Recently, you published a report from the December forum, and, if I’m correct, there might be a follow-up event soon. What are your next plans for the discussions around electricity markets in Scotland, and what topics or questions do you think need to be addressed next? And what are you personally working on?

Yeah, I think we'd like to continue with that same philosophy of bringing in an academic perspective and independent, critical appraisal – and to do something similar after we know the REMA decision. If that’s introducing a zonal market, it may be more oriented around delivery and implementation, including how long that would take – again, looking at international experiences and the issue of risk management. If they decide to stick with the national price model, we’d like to look at what is practical near term and in the future, and how stable that solution is. And again, questions around implementation. The first forum was about two theoretical options in the air, whereas the next one will be more of a discussion of practical implementation and challenges – learning lessons from how other countries operate or have operated similar systems.
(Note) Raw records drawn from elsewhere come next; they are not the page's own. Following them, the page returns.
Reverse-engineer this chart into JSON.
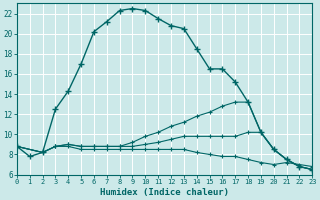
{
  "xlabel": "Humidex (Indice chaleur)",
  "bg_color": "#cce9e9",
  "line_color": "#006666",
  "grid_color": "#b8d8d8",
  "xlim": [
    0,
    23
  ],
  "ylim": [
    6,
    23
  ],
  "yticks": [
    6,
    8,
    10,
    12,
    14,
    16,
    18,
    20,
    22
  ],
  "xticks": [
    0,
    1,
    2,
    3,
    4,
    5,
    6,
    7,
    8,
    9,
    10,
    11,
    12,
    13,
    14,
    15,
    16,
    17,
    18,
    19,
    20,
    21,
    22,
    23
  ],
  "line1_x": [
    0,
    1,
    2,
    3,
    4,
    5,
    6,
    7,
    8,
    9,
    10,
    11,
    12,
    13,
    14,
    15,
    16,
    17,
    18,
    19,
    20,
    21,
    22,
    23
  ],
  "line1_y": [
    8.8,
    7.8,
    8.2,
    12.5,
    14.3,
    17.0,
    20.2,
    21.2,
    22.3,
    22.5,
    22.3,
    21.5,
    20.8,
    20.5,
    18.5,
    16.5,
    16.5,
    15.2,
    13.2,
    10.2,
    8.5,
    7.5,
    6.8,
    6.5
  ],
  "line2_x": [
    0,
    2,
    3,
    4,
    5,
    6,
    7,
    8,
    9,
    10,
    11,
    12,
    13,
    14,
    15,
    16,
    17,
    18,
    19,
    20,
    21,
    22,
    23
  ],
  "line2_y": [
    8.8,
    8.2,
    8.8,
    9.0,
    8.8,
    8.8,
    8.8,
    8.8,
    9.2,
    9.8,
    10.2,
    10.8,
    11.2,
    11.8,
    12.2,
    12.8,
    13.2,
    13.2,
    10.2,
    8.5,
    7.5,
    6.8,
    6.5
  ],
  "line3_x": [
    0,
    2,
    3,
    4,
    5,
    6,
    7,
    8,
    9,
    10,
    11,
    12,
    13,
    14,
    15,
    16,
    17,
    18,
    19,
    20,
    21,
    22,
    23
  ],
  "line3_y": [
    8.8,
    8.2,
    8.8,
    9.0,
    8.8,
    8.8,
    8.8,
    8.8,
    8.8,
    9.0,
    9.2,
    9.5,
    9.8,
    9.8,
    9.8,
    9.8,
    9.8,
    10.2,
    10.2,
    8.5,
    7.5,
    6.8,
    6.5
  ],
  "line4_x": [
    0,
    2,
    3,
    4,
    5,
    6,
    7,
    8,
    9,
    10,
    11,
    12,
    13,
    14,
    15,
    16,
    17,
    18,
    19,
    20,
    21,
    22,
    23
  ],
  "line4_y": [
    8.8,
    8.2,
    8.8,
    8.8,
    8.5,
    8.5,
    8.5,
    8.5,
    8.5,
    8.5,
    8.5,
    8.5,
    8.5,
    8.2,
    8.0,
    7.8,
    7.8,
    7.5,
    7.2,
    7.0,
    7.2,
    7.0,
    6.8
  ]
}
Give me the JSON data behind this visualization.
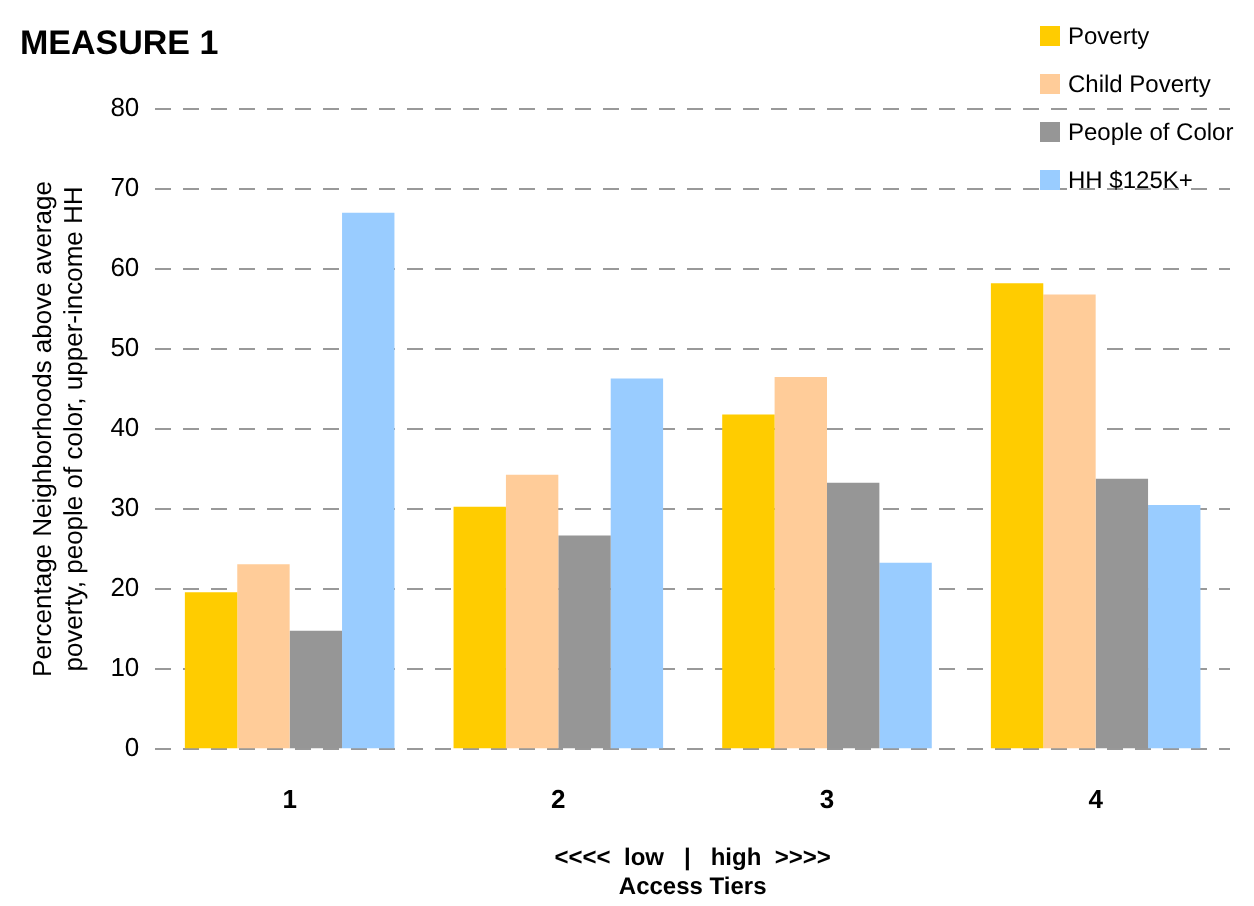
{
  "chart_data": {
    "type": "bar",
    "title": "MEASURE 1",
    "xlabel": "Access Tiers",
    "ylabel": "Percentage Neighborhoods above average poverty, people of color, upper-income HH",
    "annotations": [
      "<<<<  low   |   high  >>>>"
    ],
    "categories": [
      "1",
      "2",
      "3",
      "4"
    ],
    "series": [
      {
        "name": "Poverty",
        "color": "#ffcc00",
        "values": [
          19.6,
          30.3,
          41.8,
          58.2
        ]
      },
      {
        "name": "Child Poverty",
        "color": "#ffcc99",
        "values": [
          23.1,
          34.3,
          46.5,
          56.8
        ]
      },
      {
        "name": "People of Color",
        "color": "#969696",
        "values": [
          14.8,
          26.7,
          33.3,
          33.8
        ]
      },
      {
        "name": "HH $125K+",
        "color": "#99ccff",
        "values": [
          67.0,
          46.3,
          23.3,
          30.5
        ]
      }
    ],
    "ylim": [
      0,
      80
    ],
    "yticks": [
      0,
      10,
      20,
      30,
      40,
      50,
      60,
      70,
      80
    ],
    "grid": "y",
    "legend": "top right"
  }
}
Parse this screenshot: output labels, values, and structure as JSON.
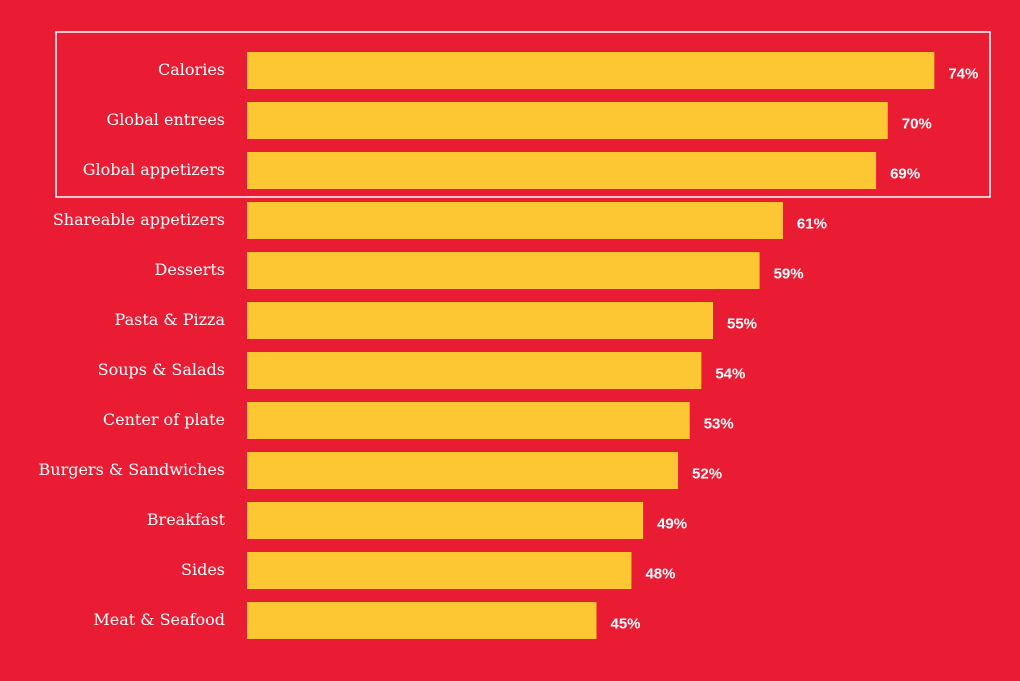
{
  "chart_data": {
    "type": "bar",
    "orientation": "horizontal",
    "categories": [
      "Calories",
      "Global entrees",
      "Global appetizers",
      "Shareable appetizers",
      "Desserts",
      "Pasta & Pizza",
      "Soups & Salads",
      "Center of plate",
      "Burgers & Sandwiches",
      "Breakfast",
      "Sides",
      "Meat & Seafood"
    ],
    "values": [
      74,
      70,
      69,
      61,
      59,
      55,
      54,
      53,
      52,
      49,
      48,
      45
    ],
    "value_labels": [
      "74%",
      "70%",
      "69%",
      "61%",
      "59%",
      "55%",
      "54%",
      "53%",
      "52%",
      "49%",
      "48%",
      "45%"
    ],
    "color": "#fdc633",
    "xlim": [
      15,
      75
    ]
  }
}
I’m currently looking more into the Nordic experience with a zonal market, and the general story behind zonal pricing and how its evolved and developed. In many ways, before Brexit, Britain was also, in a sense, part of a zonal model at a higher European level. I also focus on how we can redesign the regulatory framework in a way which facilitates the transition of the networks – both transmission and distribution. That’s a related topic, which mixes economic, technical, and political elements.

Will there be a Second Scottish Forum on Future Electricity Markets? And when would that be?

Yeah, I think maybe towards the back end of the year. The government will likely publish a lot around their decision, which should be made sometime in June or July. As an organising group, we’ll probably sit down in August to plan ahead. Later in the year, we might re-engage with stakeholders and the debate, and move the discussion forward then.